MySQL Bugs: #26476: DUMP 2502 (TcDumpAllScanRec) dumps the last record twice

Bug #26476	DUMP 2502 (TcDumpAllScanRec) dumps the last record twice
Submitted:	19 Feb 2007 8:13
Reporter:	Hartmut Holzgraefe	Email Updates:
Status:	Verified	Impact on me:	None
Category:	MySQL Cluster: Cluster (NDB) storage engine	Severity:	S3 (Non-critical)
Version:	mysql-5.1	OS:	Linux (linux)
Assigned to:		CPU Architecture:	Any
Tags:	5.1bk

Description:
When doing a DUMP 2502 the last record is logged twice in the debug output (the same is true for other TcDumpAll... codes)

  Node 2: TC: Dump all ScanRecord - size: 256
  Node 2: Dbtc::ScanRecord[1]: state=0nextfrag=0, nofrag=0
  Node 2:  ailen=0, para=0, receivedop=0, noOprePperFrag=0
  Node 2:  schv=0, tab=0, sproc=0
  Node 2:  apiRec=-256, next=2
  Node 2: Dbtc::ScanRecord[2]: state=0nextfrag=0, nofrag=0
  Node 2:  ailen=0, para=0, receivedop=0, noOprePperFrag=0
  Node 2:  schv=0, tab=0, sproc=0
  Node 2:  apiRec=-256, next=3
  [...]
  Node 2: Dbtc::ScanRecord[254]: state=0nextfrag=0, nofrag=0
  Node 2:  ailen=0, para=0, receivedop=0, noOprePperFrag=0
  Node 2:  schv=0, tab=0, sproc=0
  Node 2:  apiRec=-256, next=255
  Node 2: Dbtc::ScanRecord[255]: state=0nextfrag=0, nofrag=0
  Node 2:  ailen=0, para=0, receivedop=0, noOprePperFrag=0
  Node 2:  schv=0, tab=0, sproc=0
  Node 2:  apiRec=-256, next=-256
  Node 2: Dbtc::ScanRecord[255]: state=0nextfrag=0, nofrag=0
  Node 2:  ailen=0, para=0, receivedop=0, noOprePperFrag=0
  Node 2:  schv=0, tab=0, sproc=0
  Node 2:  apiRec=-256, next=-256

How to repeat:
Do a DUMP 2502 on a running cluster and check the output written to the management nodes log

Suggested fix:
This is due to the DUMP code in the signal being altered during processing and the various DUMP codes being checked in a cascade of if() statements. As processing continues after the last record has been dumped the if() block for the altered "dump one statement" code is hit and the last record is dumped again

Quick fix: add a "return" in the "we're done" code path

Once and for all fix: change dump handlers to use switch/case or at least if/else if/else for both maintainability and performance reasons

please just add the return

I also read your page, reason for not a simple loop is the following
1) ndbd is single threaded, a single loops blocks _all_ transaction
   therefore we manually timeslice, by sending signal to self

2) a single loop would/will fill sendbuffer quite rapidly and
   whould most likely cause node failure.

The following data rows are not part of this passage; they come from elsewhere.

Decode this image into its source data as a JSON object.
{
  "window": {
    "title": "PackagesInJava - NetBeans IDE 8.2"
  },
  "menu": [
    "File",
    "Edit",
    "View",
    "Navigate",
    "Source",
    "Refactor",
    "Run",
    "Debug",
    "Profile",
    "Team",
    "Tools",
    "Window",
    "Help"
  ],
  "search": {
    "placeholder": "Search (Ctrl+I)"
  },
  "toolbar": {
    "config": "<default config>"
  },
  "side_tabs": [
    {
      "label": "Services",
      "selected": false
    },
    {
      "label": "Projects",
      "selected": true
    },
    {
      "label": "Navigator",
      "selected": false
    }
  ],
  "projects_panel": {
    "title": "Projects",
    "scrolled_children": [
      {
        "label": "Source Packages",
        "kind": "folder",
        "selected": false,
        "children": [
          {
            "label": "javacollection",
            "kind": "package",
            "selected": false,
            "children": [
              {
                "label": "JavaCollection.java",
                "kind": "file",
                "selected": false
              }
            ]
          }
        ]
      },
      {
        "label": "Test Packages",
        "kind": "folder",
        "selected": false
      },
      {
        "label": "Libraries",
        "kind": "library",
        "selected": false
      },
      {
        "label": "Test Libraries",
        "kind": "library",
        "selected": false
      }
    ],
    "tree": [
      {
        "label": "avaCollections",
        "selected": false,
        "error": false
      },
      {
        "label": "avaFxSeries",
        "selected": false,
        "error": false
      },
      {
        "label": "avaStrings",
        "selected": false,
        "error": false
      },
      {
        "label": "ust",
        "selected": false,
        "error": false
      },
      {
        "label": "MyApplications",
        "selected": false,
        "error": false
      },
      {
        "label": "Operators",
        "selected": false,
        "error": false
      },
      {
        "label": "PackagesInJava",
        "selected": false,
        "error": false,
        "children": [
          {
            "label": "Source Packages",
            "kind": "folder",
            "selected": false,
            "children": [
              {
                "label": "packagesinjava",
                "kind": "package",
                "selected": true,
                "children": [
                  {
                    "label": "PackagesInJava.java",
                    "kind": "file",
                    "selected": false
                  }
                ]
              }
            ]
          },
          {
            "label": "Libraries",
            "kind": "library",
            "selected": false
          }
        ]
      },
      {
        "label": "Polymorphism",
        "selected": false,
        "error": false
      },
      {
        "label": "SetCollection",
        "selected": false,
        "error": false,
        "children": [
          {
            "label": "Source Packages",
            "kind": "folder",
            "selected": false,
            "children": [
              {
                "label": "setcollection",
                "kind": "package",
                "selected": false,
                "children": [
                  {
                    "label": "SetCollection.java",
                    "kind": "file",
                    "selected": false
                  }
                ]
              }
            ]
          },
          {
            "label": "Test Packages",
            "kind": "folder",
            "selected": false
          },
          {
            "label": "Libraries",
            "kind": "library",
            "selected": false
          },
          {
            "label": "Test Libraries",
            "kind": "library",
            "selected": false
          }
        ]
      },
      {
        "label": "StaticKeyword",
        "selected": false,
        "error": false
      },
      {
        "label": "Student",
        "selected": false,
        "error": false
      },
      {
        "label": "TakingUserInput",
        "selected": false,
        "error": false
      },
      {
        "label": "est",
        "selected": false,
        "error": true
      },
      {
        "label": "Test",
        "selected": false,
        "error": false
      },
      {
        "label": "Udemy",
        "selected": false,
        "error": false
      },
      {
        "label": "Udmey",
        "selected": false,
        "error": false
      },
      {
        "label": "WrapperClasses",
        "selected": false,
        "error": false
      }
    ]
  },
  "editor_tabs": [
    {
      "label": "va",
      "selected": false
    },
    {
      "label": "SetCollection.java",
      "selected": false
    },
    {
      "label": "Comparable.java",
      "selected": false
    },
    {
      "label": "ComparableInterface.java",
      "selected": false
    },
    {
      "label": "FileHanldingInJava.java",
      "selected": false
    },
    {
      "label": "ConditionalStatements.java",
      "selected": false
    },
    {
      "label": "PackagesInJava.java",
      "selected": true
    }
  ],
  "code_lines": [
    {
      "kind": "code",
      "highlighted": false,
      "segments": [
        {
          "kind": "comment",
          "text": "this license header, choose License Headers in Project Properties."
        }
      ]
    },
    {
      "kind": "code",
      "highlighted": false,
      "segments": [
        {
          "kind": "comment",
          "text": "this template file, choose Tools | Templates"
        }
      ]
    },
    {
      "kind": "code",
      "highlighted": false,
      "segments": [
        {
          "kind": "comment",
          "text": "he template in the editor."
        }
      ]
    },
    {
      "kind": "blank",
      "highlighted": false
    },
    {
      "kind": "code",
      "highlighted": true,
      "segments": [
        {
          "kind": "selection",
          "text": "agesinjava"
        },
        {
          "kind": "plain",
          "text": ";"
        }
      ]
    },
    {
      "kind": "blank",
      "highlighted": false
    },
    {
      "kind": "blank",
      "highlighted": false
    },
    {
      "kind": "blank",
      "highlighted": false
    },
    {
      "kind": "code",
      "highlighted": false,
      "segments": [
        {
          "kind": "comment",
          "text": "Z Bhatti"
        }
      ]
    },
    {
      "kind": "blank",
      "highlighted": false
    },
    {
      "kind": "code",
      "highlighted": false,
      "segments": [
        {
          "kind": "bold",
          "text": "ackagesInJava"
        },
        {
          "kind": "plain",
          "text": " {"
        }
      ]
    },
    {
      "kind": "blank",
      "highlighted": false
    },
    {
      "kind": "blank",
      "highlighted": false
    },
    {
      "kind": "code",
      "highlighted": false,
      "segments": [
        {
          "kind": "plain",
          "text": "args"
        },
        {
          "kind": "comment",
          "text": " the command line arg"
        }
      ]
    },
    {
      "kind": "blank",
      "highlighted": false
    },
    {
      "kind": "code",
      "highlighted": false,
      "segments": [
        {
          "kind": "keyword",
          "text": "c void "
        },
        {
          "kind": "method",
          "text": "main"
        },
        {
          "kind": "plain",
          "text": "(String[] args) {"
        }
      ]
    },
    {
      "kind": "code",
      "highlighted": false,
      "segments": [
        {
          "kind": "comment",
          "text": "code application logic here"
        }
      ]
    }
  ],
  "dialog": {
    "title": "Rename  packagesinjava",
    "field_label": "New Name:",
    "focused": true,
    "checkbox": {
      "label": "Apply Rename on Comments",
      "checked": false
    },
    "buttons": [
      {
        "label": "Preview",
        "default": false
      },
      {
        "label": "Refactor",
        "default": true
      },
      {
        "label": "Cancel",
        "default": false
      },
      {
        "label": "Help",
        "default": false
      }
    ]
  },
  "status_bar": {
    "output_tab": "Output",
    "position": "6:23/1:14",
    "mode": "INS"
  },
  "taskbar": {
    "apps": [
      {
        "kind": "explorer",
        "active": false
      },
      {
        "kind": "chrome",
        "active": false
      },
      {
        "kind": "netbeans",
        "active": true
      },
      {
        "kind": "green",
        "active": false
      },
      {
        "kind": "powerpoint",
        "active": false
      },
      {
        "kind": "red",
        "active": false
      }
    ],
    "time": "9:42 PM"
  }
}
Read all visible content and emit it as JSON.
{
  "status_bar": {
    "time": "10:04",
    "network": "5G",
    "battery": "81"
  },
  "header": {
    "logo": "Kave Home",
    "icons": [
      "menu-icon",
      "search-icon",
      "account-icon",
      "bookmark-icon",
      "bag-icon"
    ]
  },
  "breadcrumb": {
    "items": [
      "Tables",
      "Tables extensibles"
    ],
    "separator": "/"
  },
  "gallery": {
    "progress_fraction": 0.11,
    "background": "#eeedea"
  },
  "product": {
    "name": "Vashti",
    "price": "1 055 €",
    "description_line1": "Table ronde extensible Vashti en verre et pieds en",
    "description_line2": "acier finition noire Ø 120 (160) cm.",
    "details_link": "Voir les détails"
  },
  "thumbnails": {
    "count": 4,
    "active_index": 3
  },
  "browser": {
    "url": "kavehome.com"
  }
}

   i think the current impl. that you're looking at might have this
     behavior, i.e that it's not carefully enough timesliced...

3) fyi i added per customer request a set of dump commands that was carefully
   written that enabled dumping of transaction/operations for debugging 
   lock problems
   however, this has not hit mainline...

/Jonas